Bouncing up a one-lane dirt track in the mountains of China’s remote Yunnan province for nearly 14 hours in a government vehicle, Orlin Reinbold was a long way from home.
For three generations, his family’s business, Landmark Turf & Native Seed, has helped farmers save their land from erosion and protect the environment.
Orlin’s grass seed adorns the Mile High Stadium, where the Denver Broncos play. It covers major league ballfields, and the fairways and greens of the U.S. Open and the LPGA.
Success, though, “that doesn’t make me who I am,” says Orlin. “Most of life is about associations, meeting people, understanding a culture—those are the real experiences.”
So when he was directed to inspect grass seed farms in far-flung corners of China, the Spokane resident jumped at the chance. That meant long rides, late flights, and encounters with strangers, few of whom spoke English.

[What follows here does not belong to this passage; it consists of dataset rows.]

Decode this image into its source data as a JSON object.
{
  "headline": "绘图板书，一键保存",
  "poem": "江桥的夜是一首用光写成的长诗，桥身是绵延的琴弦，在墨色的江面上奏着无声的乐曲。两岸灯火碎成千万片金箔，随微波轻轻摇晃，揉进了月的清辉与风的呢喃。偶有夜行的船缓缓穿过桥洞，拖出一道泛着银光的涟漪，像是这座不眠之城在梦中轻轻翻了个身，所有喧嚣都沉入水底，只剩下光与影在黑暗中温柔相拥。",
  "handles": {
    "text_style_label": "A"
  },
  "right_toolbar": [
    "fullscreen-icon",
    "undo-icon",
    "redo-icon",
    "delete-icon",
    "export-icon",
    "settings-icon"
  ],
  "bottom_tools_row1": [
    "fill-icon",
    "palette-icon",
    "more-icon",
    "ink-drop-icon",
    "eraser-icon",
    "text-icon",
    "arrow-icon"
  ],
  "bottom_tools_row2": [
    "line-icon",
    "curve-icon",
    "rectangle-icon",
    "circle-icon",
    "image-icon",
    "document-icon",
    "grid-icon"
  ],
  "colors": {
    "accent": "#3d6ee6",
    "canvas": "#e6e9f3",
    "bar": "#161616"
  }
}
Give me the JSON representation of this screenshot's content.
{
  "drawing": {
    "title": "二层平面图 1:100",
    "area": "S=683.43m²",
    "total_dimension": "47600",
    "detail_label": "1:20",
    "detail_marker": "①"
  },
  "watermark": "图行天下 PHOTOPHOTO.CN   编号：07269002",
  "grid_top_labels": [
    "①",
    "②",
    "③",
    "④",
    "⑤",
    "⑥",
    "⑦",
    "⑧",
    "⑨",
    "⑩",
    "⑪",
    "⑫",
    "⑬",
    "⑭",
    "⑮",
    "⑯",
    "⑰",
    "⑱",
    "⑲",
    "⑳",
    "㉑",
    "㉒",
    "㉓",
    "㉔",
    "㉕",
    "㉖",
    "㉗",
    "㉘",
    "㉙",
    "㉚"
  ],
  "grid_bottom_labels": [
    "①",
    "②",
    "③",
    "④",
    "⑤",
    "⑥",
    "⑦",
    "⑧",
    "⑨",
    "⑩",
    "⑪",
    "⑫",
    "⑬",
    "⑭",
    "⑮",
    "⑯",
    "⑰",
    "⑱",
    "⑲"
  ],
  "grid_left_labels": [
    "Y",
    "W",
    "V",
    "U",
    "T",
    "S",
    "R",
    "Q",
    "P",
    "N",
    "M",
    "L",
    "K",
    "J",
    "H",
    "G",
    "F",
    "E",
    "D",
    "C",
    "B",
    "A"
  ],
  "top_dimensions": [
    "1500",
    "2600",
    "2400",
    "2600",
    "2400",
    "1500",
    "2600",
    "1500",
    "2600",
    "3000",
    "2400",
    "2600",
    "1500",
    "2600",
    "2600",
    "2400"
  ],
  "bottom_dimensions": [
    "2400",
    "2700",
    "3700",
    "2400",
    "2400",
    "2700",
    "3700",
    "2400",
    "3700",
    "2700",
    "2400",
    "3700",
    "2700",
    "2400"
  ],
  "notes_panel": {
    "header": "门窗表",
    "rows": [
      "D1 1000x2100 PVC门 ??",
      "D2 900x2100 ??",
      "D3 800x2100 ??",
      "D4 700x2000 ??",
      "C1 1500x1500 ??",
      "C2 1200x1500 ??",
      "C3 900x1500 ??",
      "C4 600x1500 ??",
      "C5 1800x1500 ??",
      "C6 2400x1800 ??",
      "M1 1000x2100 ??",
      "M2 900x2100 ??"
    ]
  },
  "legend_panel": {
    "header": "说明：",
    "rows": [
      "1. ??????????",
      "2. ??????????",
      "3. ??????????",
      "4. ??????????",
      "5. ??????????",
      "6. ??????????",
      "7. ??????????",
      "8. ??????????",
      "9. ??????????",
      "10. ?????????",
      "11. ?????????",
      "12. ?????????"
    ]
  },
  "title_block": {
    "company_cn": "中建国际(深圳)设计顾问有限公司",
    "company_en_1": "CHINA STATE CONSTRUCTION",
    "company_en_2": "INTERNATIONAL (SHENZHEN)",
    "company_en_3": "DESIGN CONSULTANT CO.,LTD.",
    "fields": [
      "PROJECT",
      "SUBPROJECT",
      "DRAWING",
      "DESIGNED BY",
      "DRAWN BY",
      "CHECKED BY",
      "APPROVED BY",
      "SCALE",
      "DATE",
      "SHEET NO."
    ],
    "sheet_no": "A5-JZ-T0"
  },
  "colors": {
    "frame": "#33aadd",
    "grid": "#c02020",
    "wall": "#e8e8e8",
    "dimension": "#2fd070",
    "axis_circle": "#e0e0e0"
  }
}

Taking stock at the end of a particularly exhausting drive, he paused for reflection. “What am I really doing here?” Orlin thought. Adventures like these, he decided, lead to deeper understanding.
“If you’re not learning, it’s no fun.”
And Orlin believes that deeper understanding leads to world-changing advances. For his global pursuit of knowledge, commitment to continuing his family legacy, and desire to help young people expand their horizons, Orlin embodies the heart of a Coug.
Legacy of learning, leading
Family traditions at WSU run deep. From his grandparents straight on down to his daughter, Orlin’s family is full of Cougs. There’s every chance that a fifth generation, Orlin’s grandchildren, will also be Cougars.
But the WSU legacy isn’t the only one this family keeps—they’re also innovators.
It was Orlin’s paternal grandfather, August, who was one of the first to plant winter wheat near Davenport. And it was August’s ideas about conservation that spurred a visit to the family cemetery—one of the few places where native grass still grew—to compare the topsoil there to the topsoil in his own fields.
“He surmised that the fourth generation would never farm his fields because there wouldn’t be any topsoil left,” Orlin said.
That discovery fueled August to help set up regional conservation districts, which led directly to the family’s grass seed business. August’s seeds let farmers plant native grasses that stabilized stream banks and slowed erosion, still a major concern for Washington farmers.
Today, Orlin continues his grandfather’s legacy by supporting efforts to breed new landscaping grasses and explore resources in the 80-year-old seed vaults on campus.
At the new WSU Plant Growth Facility, Orlin got a hands-on look at experiments run by students of Michael Neff, head of WSU turfgrass research.
“I wouldn’t be doing any of this without Orlin,” says Neff. “Thanks to him, my students are getting real work experience. Along with financial support, Orlin gives me a lot of intellectual support and insight. He’s shown me the challenges that his industry faces. It’s a total collaboration.”
With Orlin’s help, WSU could become the leading center for drought-tolerant grasses that need little fertilizer or chemicals. Living lawns could protect our water resources.